January is a month when successful financial advisors set goals for the New Year. Here's a three-part goal you may want to consider for reaching out broadly to business prospects in your market.

  1. Identify companies in your market area and put them into a spreadsheet, database, or mail list management software program.
  2. Invite them by letter, phone, or both to attend an educational/social event that you will sponsor in the months ahead.
  3. Encourage them to tell you their most pressing needs in regard to financial services.

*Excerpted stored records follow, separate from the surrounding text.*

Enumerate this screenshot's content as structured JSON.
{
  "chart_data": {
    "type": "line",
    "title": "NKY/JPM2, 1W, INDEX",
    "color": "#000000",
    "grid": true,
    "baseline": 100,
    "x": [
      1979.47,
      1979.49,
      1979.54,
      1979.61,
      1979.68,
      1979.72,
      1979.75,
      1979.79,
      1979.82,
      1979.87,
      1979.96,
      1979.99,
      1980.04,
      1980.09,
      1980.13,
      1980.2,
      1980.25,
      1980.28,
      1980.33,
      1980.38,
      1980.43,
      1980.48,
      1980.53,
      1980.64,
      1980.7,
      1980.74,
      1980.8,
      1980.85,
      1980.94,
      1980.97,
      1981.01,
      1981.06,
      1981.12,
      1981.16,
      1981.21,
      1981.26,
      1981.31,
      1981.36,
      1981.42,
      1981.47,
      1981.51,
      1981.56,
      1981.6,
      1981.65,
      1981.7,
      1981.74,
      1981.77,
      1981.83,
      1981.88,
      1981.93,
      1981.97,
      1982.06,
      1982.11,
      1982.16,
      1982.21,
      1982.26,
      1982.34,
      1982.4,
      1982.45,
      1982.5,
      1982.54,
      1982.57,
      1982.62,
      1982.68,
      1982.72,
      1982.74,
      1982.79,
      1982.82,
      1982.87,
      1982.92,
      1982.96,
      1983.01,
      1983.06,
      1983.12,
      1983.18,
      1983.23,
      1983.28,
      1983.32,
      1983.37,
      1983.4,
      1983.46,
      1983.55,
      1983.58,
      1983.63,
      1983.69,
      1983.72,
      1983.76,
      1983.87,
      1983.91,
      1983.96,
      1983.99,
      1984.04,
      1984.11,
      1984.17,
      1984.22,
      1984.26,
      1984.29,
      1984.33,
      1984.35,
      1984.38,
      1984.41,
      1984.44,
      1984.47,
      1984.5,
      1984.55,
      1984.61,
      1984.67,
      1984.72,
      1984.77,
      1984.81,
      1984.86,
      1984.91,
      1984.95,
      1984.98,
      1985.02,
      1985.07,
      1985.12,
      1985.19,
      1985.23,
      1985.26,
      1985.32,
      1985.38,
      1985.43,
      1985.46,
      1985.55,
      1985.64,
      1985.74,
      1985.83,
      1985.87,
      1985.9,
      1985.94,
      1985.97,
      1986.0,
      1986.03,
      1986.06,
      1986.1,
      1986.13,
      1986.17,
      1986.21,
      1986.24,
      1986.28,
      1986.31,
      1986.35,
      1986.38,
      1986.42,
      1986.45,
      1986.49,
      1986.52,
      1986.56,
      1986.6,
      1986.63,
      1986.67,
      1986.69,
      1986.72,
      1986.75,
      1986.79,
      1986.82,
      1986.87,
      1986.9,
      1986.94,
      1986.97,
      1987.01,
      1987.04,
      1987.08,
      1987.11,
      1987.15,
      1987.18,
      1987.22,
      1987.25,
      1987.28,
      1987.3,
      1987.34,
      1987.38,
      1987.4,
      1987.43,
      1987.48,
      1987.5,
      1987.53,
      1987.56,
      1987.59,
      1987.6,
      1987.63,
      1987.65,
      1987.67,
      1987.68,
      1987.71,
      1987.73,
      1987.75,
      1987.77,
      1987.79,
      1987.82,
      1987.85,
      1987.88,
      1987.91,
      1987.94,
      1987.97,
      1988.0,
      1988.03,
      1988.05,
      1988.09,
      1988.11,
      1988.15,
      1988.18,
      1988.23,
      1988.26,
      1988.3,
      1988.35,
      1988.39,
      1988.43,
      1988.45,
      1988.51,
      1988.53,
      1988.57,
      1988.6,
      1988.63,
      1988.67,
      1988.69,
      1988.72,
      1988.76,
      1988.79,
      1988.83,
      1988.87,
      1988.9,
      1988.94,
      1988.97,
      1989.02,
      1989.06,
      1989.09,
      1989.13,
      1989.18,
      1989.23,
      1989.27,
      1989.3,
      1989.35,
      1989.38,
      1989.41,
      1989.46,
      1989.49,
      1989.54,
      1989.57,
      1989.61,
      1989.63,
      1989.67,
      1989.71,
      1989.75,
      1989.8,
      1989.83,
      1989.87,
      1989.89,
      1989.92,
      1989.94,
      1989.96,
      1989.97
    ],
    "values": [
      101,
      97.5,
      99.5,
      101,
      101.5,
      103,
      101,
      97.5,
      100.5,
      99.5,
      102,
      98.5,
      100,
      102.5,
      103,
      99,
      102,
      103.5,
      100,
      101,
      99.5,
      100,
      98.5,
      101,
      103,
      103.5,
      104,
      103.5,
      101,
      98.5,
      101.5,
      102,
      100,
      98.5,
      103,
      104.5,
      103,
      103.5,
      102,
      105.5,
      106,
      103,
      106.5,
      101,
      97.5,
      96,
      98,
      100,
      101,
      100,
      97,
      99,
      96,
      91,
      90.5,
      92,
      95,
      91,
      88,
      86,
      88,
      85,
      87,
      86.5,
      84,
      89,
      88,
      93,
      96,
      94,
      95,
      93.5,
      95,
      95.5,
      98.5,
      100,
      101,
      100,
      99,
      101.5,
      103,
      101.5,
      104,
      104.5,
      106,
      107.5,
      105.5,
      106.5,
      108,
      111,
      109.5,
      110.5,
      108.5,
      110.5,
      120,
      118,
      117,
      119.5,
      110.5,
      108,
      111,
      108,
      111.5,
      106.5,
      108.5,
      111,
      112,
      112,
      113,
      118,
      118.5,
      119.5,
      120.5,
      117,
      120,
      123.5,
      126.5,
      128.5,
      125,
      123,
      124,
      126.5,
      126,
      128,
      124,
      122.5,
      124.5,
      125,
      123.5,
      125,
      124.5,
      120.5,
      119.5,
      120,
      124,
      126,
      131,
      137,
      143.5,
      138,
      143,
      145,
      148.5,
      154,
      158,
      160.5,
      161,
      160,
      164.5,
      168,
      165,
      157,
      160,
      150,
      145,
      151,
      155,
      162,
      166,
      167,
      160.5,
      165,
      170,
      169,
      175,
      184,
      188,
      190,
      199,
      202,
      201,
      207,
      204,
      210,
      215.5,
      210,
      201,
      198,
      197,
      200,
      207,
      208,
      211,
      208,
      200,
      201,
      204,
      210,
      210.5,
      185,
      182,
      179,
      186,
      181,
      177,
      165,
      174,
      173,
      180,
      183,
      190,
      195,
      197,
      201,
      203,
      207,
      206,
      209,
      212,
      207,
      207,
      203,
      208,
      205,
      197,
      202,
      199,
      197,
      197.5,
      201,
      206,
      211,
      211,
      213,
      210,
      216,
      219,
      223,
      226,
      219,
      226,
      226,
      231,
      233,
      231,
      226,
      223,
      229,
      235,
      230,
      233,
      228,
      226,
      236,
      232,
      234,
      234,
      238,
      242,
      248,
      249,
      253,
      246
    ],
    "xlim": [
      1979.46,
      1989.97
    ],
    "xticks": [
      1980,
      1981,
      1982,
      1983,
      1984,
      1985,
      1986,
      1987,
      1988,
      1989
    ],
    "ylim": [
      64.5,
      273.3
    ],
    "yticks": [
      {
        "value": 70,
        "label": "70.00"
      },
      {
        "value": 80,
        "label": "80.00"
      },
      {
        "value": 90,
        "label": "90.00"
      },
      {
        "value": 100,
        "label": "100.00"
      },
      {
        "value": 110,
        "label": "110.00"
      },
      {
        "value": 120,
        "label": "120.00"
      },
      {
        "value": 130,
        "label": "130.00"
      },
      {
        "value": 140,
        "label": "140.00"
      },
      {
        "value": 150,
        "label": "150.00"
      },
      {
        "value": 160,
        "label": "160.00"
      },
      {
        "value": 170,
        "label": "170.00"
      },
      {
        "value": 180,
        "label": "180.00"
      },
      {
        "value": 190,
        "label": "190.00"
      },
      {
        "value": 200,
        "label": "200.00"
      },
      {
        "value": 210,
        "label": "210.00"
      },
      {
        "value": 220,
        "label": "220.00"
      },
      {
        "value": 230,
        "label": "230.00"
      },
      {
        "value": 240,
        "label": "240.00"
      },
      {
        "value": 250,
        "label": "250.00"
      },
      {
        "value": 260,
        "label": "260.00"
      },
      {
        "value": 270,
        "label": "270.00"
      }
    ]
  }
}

To help you achieve this goal with time efficiency, FreeERISA offers a valuable service that you will not find anywhere else on the Web for the same great price-namely, FREE! This service is called EIN Finder. Even the U.S. Department of Labor has acknowledged that FreeERISA is the best place on the Net to get this data quickly and at no cost. See:

EIN Finder will help you cast a "broad net" over a local market area that you define by zip codes, because it summarizes all small businesses contained in the FreeERISA data base that have an Employee Identification Number (EIN) on file. In other words, it doesn't matter what type of entity the company is or what type of plan it has. If the company is anywhere in our database and has an EIN on file, you'll find it in EIN Finder. Note: All employers, including sole proprietors who hire household help (nannies) are required to have an EIN.

A 20-Minute Mailing List

For example, I wanted to organize a mailing list of companies in my neighborhood, defined by the zip codes 10522 and 10706. From the main FreeERISA.com menu, I clicked on "EIN Finder" and then entered those two zip codes separately into "Limit Search to Zip Code." This produced two lists of companies, each sorted alphabetically. Combined, the two lists produced about 200 companies and mailing addresses for an area of 10,000 population. If you are offering any type of business financial service in my neighborhood, this is a valuable list to have.

I wanted to build my mailing list in Microsoft Excel, and the easiest way to move the data from EIN Finder to Excel was via Microsoft Word. I copied and pasted each list into Word and then performed two global "search and replace" edits. In the first, I searched for spaces that separate EIN Finder data fields and replaced them with tabs (^t). In the second, I searched for usages of "EIN:" and replaced them with paragraph marks (^p). This exercise took about five minutes.